On peut dès lors affirmer, avec les commissaires de la 12e biennale de Taipei (Taïwan), que « toi et moi, on ne vit pas sur la même planète ». La version réduite de cette manifestation que propose le Centre Pompidou – Metz parvient sans peine à en convaincre le visiteur : en effet, la globalisation ne saurait empêcher, bien au contraire, une forme d’éclatement entre des modes de vie et des visions en tous points opposés.
Sur tous les continents, à leur échelle et armés des outils variés dont ils disposent, les artistes, les architectes ou les scientifiques apportent une forte contribution au « planétarium fictif » dans lequel gravitent des mondes incompatibles entre eux. La planète « Globalisation », celle des nantis, ressemble à la « Rivière des petits plaisirs » peinte par le taïwanais Huang Hai-Hsin, où l’opulence et la tranquillité sont menacées par les catastrophes qui se multiplient.
La tentation est grande alors de se réfugier à l’abri illusoire des frontières de la planète « Sécurité » où les murs tiennent lieu de fragile rempart. L’obsession d’une protection infaillible culmine dans le désir fou de quelques-uns, « immensément riches », de « quitter la Terre pour coloniser Mars », tandis que d’autres s’enferment dans des bunkers « survivalistes », à l’image de celui qu’a créé la plasticienne néerlandaise Femke Herregraven.

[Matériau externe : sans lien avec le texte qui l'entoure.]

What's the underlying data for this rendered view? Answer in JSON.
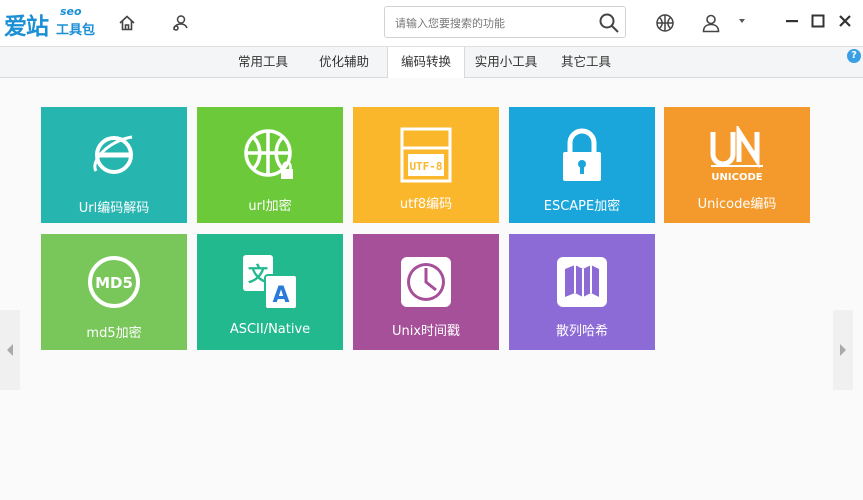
{
  "app": {
    "logo_main": "爱站",
    "logo_seo": "seo",
    "logo_sub": "工具包"
  },
  "search": {
    "placeholder": "请输入您要搜索的功能"
  },
  "tabs": [
    {
      "label": "常用工具"
    },
    {
      "label": "优化辅助"
    },
    {
      "label": "编码转换",
      "active": true
    },
    {
      "label": "实用小工具"
    },
    {
      "label": "其它工具"
    }
  ],
  "help_label": "?",
  "tiles": [
    {
      "label": "Url编码解码",
      "color": "#27b5b0",
      "icon": "ie-icon"
    },
    {
      "label": "url加密",
      "color": "#6cc93a",
      "icon": "globe-lock-icon"
    },
    {
      "label": "utf8编码",
      "color": "#fbb72c",
      "icon": "utf8-icon",
      "icon_text": "UTF-8"
    },
    {
      "label": "ESCAPE加密",
      "color": "#1ba6db",
      "icon": "padlock-icon"
    },
    {
      "label": "Unicode编码",
      "color": "#f49a2c",
      "icon": "unicode-icon",
      "icon_text": "UNICODE"
    },
    {
      "label": "md5加密",
      "color": "#79c65a",
      "icon": "md5-icon",
      "icon_text": "MD5"
    },
    {
      "label": "ASCII/Native",
      "color": "#23b98f",
      "icon": "translate-icon"
    },
    {
      "label": "Unix时间戳",
      "color": "#a6509a",
      "icon": "clock-icon"
    },
    {
      "label": "散列哈希",
      "color": "#8c6bd6",
      "icon": "map-icon"
    }
  ]
}
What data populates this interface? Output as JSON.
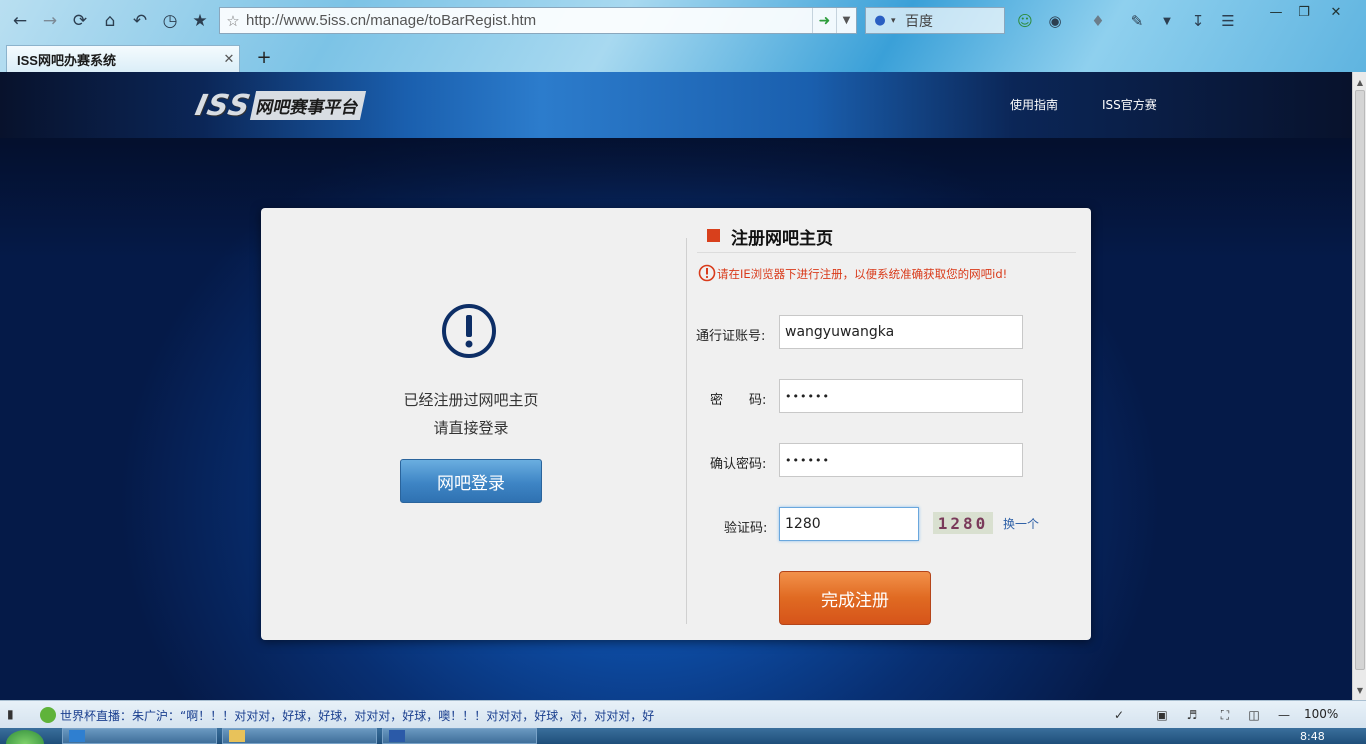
{
  "browser": {
    "url": "http://www.5iss.cn/manage/toBarRegist.htm",
    "search_engine": "百度",
    "tab_title": "ISS网吧办赛系统",
    "new_tab_symbol": "+"
  },
  "site": {
    "logo_iss": "ISS",
    "logo_platform": "网吧赛事平台",
    "nav": [
      "使用指南",
      "ISS官方赛"
    ]
  },
  "left_panel": {
    "message_line1": "已经注册过网吧主页",
    "message_line2": "请直接登录",
    "login_button": "网吧登录"
  },
  "form": {
    "title": "注册网吧主页",
    "warning": "请在IE浏览器下进行注册，以便系统准确获取您的网吧id!",
    "account_label": "通行证账号:",
    "account_value": "wangyuwangka",
    "password_label": "密　　码:",
    "password_value": "••••••",
    "confirm_label": "确认密码:",
    "confirm_value": "••••••",
    "captcha_label": "验证码:",
    "captcha_value": "1280",
    "captcha_image_text": "1280",
    "captcha_refresh": "换一个",
    "submit_button": "完成注册"
  },
  "statusbar": {
    "news": "世界杯直播：朱广沪：“啊！！！对对对，好球，好球，对对对，好球，噢！！！对对对，好球，对，对对对，好",
    "zoom": "100%"
  },
  "taskbar": {
    "clock": "8:48"
  },
  "colors": {
    "accent_red": "#d8401c",
    "submit_orange": "#e06a22",
    "login_blue": "#3e85c5",
    "warning_red": "#d93a1a"
  }
}
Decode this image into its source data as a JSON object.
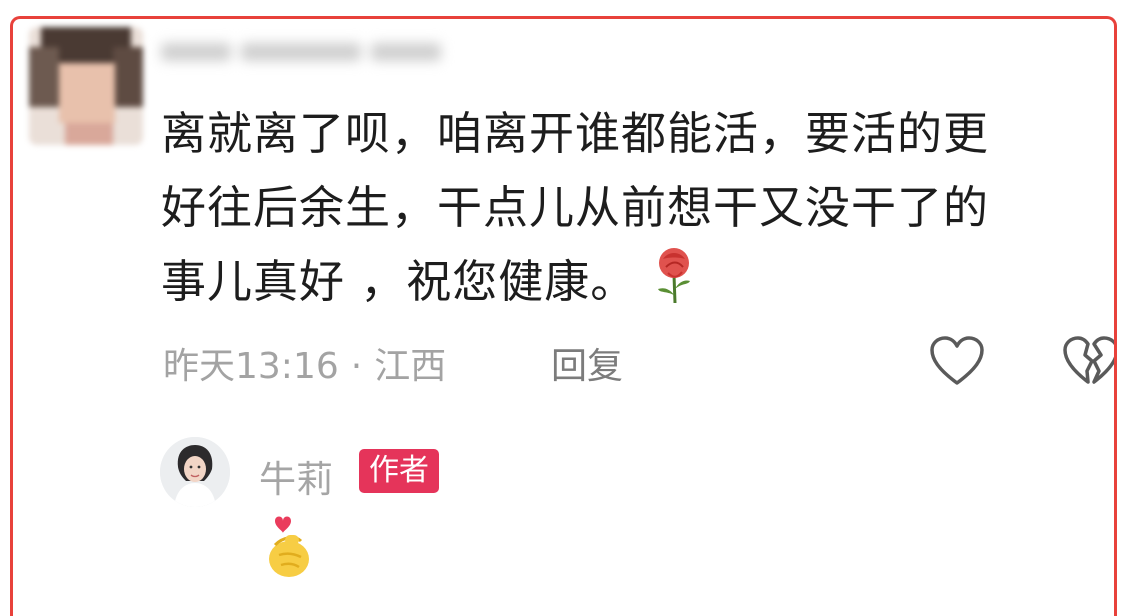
{
  "comment": {
    "lines": [
      "离就离了呗，咱离开谁都能活，要活的更",
      "好往后余生，干点儿从前想干又没干了的",
      "事儿真好 ，祝您健康。"
    ],
    "emoji": "rose-icon",
    "time": "昨天13:16",
    "separator": "·",
    "location": "江西",
    "reply_label": "回复"
  },
  "author_reply": {
    "name": "牛莉",
    "badge": "作者",
    "emoji": "finger-heart-icon"
  },
  "colors": {
    "frame_border": "#e8413b",
    "badge_bg": "#e5345a",
    "meta_text": "#a3a3a3",
    "body_text": "#1d1d1d"
  }
}
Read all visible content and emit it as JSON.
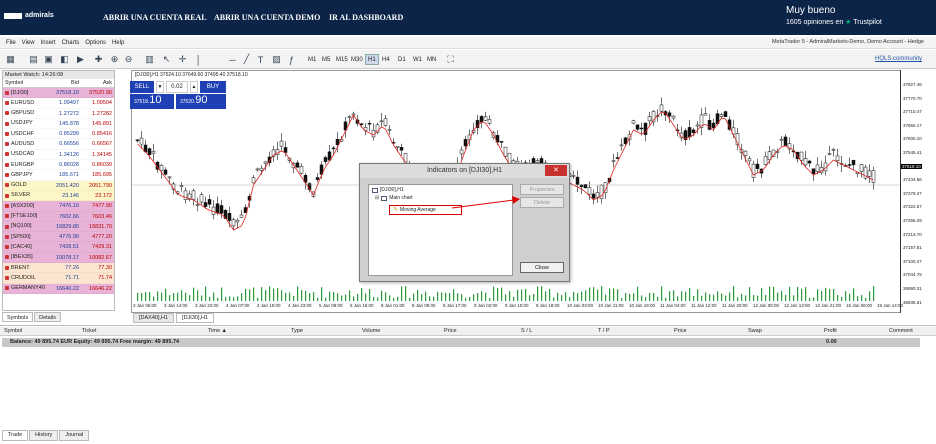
{
  "banner": {
    "logo_text": "admirals",
    "logo_small": "ADMIRAL MARKETS",
    "nav": [
      "ABRIR UNA CUENTA REAL",
      "ABRIR UNA CUENTA DEMO",
      "IR AL DASHBOARD"
    ],
    "rating_label": "Muy bueno",
    "reviews_text": "1605 opiniones en",
    "trustpilot": "Trustpilot"
  },
  "menu": [
    "File",
    "View",
    "Insert",
    "Charts",
    "Options",
    "Help"
  ],
  "account_info": "MetaTrader 5 -                AdmiralMarkets-Demo, Demo Account - Hedge",
  "toolbar": {
    "timeframes": [
      "M1",
      "M5",
      "M15",
      "M30",
      "H1",
      "H4",
      "D1",
      "W1",
      "MN"
    ],
    "selected_timeframe": "H1",
    "hqls_link": "HQLS.community"
  },
  "market_watch": {
    "title": "Market Watch: 14:26:08",
    "headers": [
      "Symbol",
      "Bid",
      "Ask"
    ],
    "rows": [
      {
        "symbol": "[DJI30]",
        "bid": "37518.10",
        "ask": "37520.90",
        "bg": "#e8b3d6"
      },
      {
        "symbol": "EURUSD",
        "bid": "1.09497",
        "ask": "1.09504",
        "bg": "#ffffff"
      },
      {
        "symbol": "GBPUSD",
        "bid": "1.27272",
        "ask": "1.27282",
        "bg": "#ffffff"
      },
      {
        "symbol": "USDJPY",
        "bid": "145.878",
        "ask": "145.891",
        "bg": "#ffffff"
      },
      {
        "symbol": "USDCHF",
        "bid": "0.85299",
        "ask": "0.85416",
        "bg": "#ffffff"
      },
      {
        "symbol": "AUDUSD",
        "bid": "0.66556",
        "ask": "0.66567",
        "bg": "#ffffff"
      },
      {
        "symbol": "USDCAD",
        "bid": "1.34126",
        "ask": "1.34145",
        "bg": "#ffffff"
      },
      {
        "symbol": "EURGBP",
        "bid": "0.86028",
        "ask": "0.86039",
        "bg": "#ffffff"
      },
      {
        "symbol": "GBPJPY",
        "bid": "185.671",
        "ask": "185.695",
        "bg": "#ffffff"
      },
      {
        "symbol": "GOLD",
        "bid": "2051.420",
        "ask": "2051.790",
        "bg": "#fdf6c6"
      },
      {
        "symbol": "SILVER",
        "bid": "23.146",
        "ask": "23.172",
        "bg": "#fdf6c6"
      },
      {
        "symbol": "[ASX200]",
        "bid": "7476.10",
        "ask": "7477.90",
        "bg": "#e8b3d6"
      },
      {
        "symbol": "[FTSE100]",
        "bid": "7602.66",
        "ask": "7603.46",
        "bg": "#e8b3d6"
      },
      {
        "symbol": "[NQ100]",
        "bid": "16829.80",
        "ask": "16831.70",
        "bg": "#e8b3d6"
      },
      {
        "symbol": "[SP500]",
        "bid": "4776.90",
        "ask": "4777.20",
        "bg": "#e8b3d6"
      },
      {
        "symbol": "[CAC40]",
        "bid": "7428.51",
        "ask": "7429.31",
        "bg": "#e8b3d6"
      },
      {
        "symbol": "[IBEX35]",
        "bid": "10078.17",
        "ask": "10082.67",
        "bg": "#e8b3d6"
      },
      {
        "symbol": "BRENT",
        "bid": "77.26",
        "ask": "77.30",
        "bg": "#fbe5d0"
      },
      {
        "symbol": "CRUDOIL",
        "bid": "71.71",
        "ask": "71.74",
        "bg": "#fbe5d0"
      },
      {
        "symbol": "GERMANY40",
        "bid": "16640.22",
        "ask": "16646.22",
        "bg": "#e8b3d6"
      }
    ],
    "tabs": [
      "Symbols",
      "Details"
    ]
  },
  "chart": {
    "title": "[DJI30],H1  37524.10 37649.60 37495.40 37518.10",
    "sell_label": "SELL",
    "buy_label": "BUY",
    "volume": "0.02",
    "sell_price_small": "37518.",
    "sell_price_big": "10",
    "buy_price_small": "37520.",
    "buy_price_big": "90",
    "y_labels": [
      "37827.46",
      "37770.70",
      "37710.47",
      "37655.17",
      "37600.10",
      "37545.41",
      "37518.10",
      "37434.56",
      "37379.27",
      "37322.67",
      "37266.29",
      "37213.70",
      "37157.81",
      "37100.47",
      "37044.75",
      "36990.31",
      "36935.61"
    ],
    "current_price": "37518.10",
    "x_labels": [
      "3 Jan 06:00",
      "3 Jan 14:00",
      "3 Jan 22:00",
      "4 Jan 07:00",
      "4 Jan 15:00",
      "4 Jan 23:00",
      "5 Jan 08:00",
      "5 Jan 16:00",
      "8 Jan 01:00",
      "8 Jan 09:00",
      "8 Jan 17:00",
      "9 Jan 02:00",
      "9 Jan 10:00",
      "9 Jan 18:00",
      "10 Jan 03:00",
      "10 Jan 11:00",
      "10 Jan 19:00",
      "11 Jan 04:00",
      "11 Jan 12:00",
      "11 Jan 20:00",
      "12 Jan 05:00",
      "12 Jan 13:00",
      "12 Jan 21:00",
      "15 Jan 06:00",
      "15 Jan 14:00"
    ],
    "tabs": [
      "[DAX40],H1",
      "[DJI30],H1"
    ],
    "active_tab": "[DJI30],H1"
  },
  "dialog": {
    "title": "Indicators on [DJI30],H1",
    "close_x": "✕",
    "tree_root": "[DJI30],H1",
    "tree_node": "Main chart",
    "tree_item": "Moving Average",
    "btn_properties": "Properties",
    "btn_delete": "Delete",
    "btn_close": "Close"
  },
  "terminal": {
    "headers": [
      "Symbol",
      "Ticket",
      "Time ▲",
      "Type",
      "Volume",
      "Price",
      "S / L",
      "T / P",
      "Price",
      "Swap",
      "Profit",
      "Comment"
    ],
    "balance_text": "Balance: 49 895.74 EUR  Equity: 49 895.74  Free margin: 49 895.74",
    "profit_total": "0.00",
    "tabs": [
      "Trade",
      "History",
      "Journal"
    ]
  }
}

Face à ces prétendues alternatives, ne faut-il pas « redescendre sur Terre » ? Mais « où atterrir ? », demande le philosophe Bruno Latour, commissaire de la biennale asiatique et de sa version messine. L’urgence n’est-elle pas d’aménager une planète « Gaïa », en prenant soin d’elle et sur laquelle « nous pourrions vivre ensemble » ? Il conviendrait à cette fin d’adopter des comportements différents, empreints de respect et de sobriété. Le tableau que brosse l’exposition est au bout du compte celui de « guerres planétaires » auxquelles il est nécessaire de faire face, en ayant recours à une diplomatie réinventée, renforcée et revivifiée.
Jusqu’au 4 avril.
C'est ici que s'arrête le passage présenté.